One cylinder girder hurries out of the frame, the other stops at the cast-iron railing and directs his gaze from a bridge, the “Pont de l'Europe”, down to the Parisian train station Saint-Lazare, where the smoke and speed of the trains mark a new era ring in. Two speeds in a capital that was just being reorganized under Baron Haussmann in terms of urban planning, which the painter Gustave Caillebotte, pioneer and patron of the Impressionists, preferred to capture in unusually trimmed perspectives. In the same year, 1876, two years after the construction of the railway bridge, another large-format version was created. This time a worker looks down at the train tracks, other passers-by seem to be walking towards the viewer on the sidewalk.

One cannot avoid recognizing the influence of photography in these pictorial inventions.

In 2012, the Frankfurt Schirn dedicated an exhibition to this aspect of Caillebotte's work.

And also in “Finally cinema!” In the Musée d'Orsay, the show curated by Dominique Païni, the former director of the Cinémathèque française, alongside Paul Perrin and Marie Robert, on the cultural and historical prehistory of cinema, refers Caillebotte with his momentary bows to modern technology not only on the competition with photography at the time, which claimed the field of depicting the movable.

Cinema as the culmination of a process

His observing strollers also anticipated the type of spectator who, in the dark of the cinema, would soon push the zeitgeist of mobility to the extreme. The longing for moving images, according to the show's thesis, was preceded by a transitional phase in which suitable presentation rooms were still a long way off.

This is where the curators come in, with Charles Baudelaire, who is ready to play and who wrote about the new optical stimulations from thaumatropes, phenakistiscopes, stereoscopes, praxinoscopes and other cinematographers: “There is a kind of toy that has been multiplying for some time and about me can say neither good nor bad. I'm talking about the science toy. The main flaw with these toys is that they are expensive. But they can amuse for a long time and develop the taste of wonderful and surprising effects in the brain. "

In the context of these inventions, the dense exhibition links the image production of the nineteenth century with fifty paintings, forty drawings, twenty-five sculptures, prints and posters and more than 230 photographs, but also books, magazines, postcards and bizarre machines to form an exuberantly staged school of vision. 1833-1907, the dates mentioned in the title, leave no doubt about it: retrospectively, cinema can be seen as the culmination of a long process.
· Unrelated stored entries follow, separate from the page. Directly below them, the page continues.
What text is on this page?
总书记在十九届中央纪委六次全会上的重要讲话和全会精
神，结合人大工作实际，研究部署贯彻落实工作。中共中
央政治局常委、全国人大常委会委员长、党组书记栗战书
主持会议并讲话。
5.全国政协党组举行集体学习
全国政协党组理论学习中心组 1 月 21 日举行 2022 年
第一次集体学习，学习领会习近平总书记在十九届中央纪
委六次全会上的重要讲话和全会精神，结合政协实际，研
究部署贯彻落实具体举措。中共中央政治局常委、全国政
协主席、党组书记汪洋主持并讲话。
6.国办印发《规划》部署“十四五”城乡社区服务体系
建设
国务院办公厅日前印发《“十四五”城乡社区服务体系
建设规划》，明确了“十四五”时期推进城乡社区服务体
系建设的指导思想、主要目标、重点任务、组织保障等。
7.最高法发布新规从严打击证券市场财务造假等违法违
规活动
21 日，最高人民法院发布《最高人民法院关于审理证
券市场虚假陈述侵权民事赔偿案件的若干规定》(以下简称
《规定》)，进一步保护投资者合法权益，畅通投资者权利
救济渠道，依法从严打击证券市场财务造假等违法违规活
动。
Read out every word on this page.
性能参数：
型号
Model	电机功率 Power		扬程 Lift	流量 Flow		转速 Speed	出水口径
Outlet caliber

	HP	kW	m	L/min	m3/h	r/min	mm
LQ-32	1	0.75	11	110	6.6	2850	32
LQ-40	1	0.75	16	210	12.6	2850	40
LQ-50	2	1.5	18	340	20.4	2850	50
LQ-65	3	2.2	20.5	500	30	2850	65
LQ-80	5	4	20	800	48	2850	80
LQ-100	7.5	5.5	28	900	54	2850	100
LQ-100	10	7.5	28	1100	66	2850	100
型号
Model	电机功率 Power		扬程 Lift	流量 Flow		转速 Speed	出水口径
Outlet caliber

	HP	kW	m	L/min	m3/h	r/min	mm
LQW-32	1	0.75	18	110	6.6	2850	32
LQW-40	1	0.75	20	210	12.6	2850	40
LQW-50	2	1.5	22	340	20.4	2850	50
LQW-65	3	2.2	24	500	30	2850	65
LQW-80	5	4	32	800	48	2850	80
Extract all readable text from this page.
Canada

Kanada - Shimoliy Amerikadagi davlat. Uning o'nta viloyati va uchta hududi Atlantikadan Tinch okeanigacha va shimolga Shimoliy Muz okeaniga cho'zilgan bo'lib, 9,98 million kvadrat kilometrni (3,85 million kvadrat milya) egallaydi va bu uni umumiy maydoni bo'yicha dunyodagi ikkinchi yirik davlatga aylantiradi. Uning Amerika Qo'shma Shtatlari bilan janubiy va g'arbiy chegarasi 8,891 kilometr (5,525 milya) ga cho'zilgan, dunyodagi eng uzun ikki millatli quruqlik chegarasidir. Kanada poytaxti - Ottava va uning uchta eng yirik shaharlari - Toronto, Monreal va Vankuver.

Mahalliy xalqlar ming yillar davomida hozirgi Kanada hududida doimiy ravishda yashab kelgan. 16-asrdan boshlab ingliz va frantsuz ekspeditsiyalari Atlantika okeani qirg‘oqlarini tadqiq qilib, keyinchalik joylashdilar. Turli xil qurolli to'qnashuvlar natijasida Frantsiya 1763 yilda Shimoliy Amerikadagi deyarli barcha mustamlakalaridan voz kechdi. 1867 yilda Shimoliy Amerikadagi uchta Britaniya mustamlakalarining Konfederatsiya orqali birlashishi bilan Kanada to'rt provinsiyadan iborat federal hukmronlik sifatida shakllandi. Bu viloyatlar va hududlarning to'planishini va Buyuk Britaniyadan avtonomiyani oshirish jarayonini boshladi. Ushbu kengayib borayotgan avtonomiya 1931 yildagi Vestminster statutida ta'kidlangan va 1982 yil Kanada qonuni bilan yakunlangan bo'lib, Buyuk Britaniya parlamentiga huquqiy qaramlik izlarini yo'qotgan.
In the course, which jumps through the objects, one finds fingerprints, dioramas and sporty movement recordings, which help the act, which has been the master discipline of the fine arts for centuries, to an unfamiliar immediacy.

This is followed by silent films by film pioneers such as the Lumière brothers, Georges Méliès, Léonce Perret and Alice Guy.

They are projected on fragile canvases in the middle of the room and here and there reveal the influence of impressionistic light perception.

Elaborate architecture makes it possible to literally watch voyeurs through keyholes as they watch scantily clad women in their morning toilet.

War films are juxtaposed with military paintings by Édouard Detaille.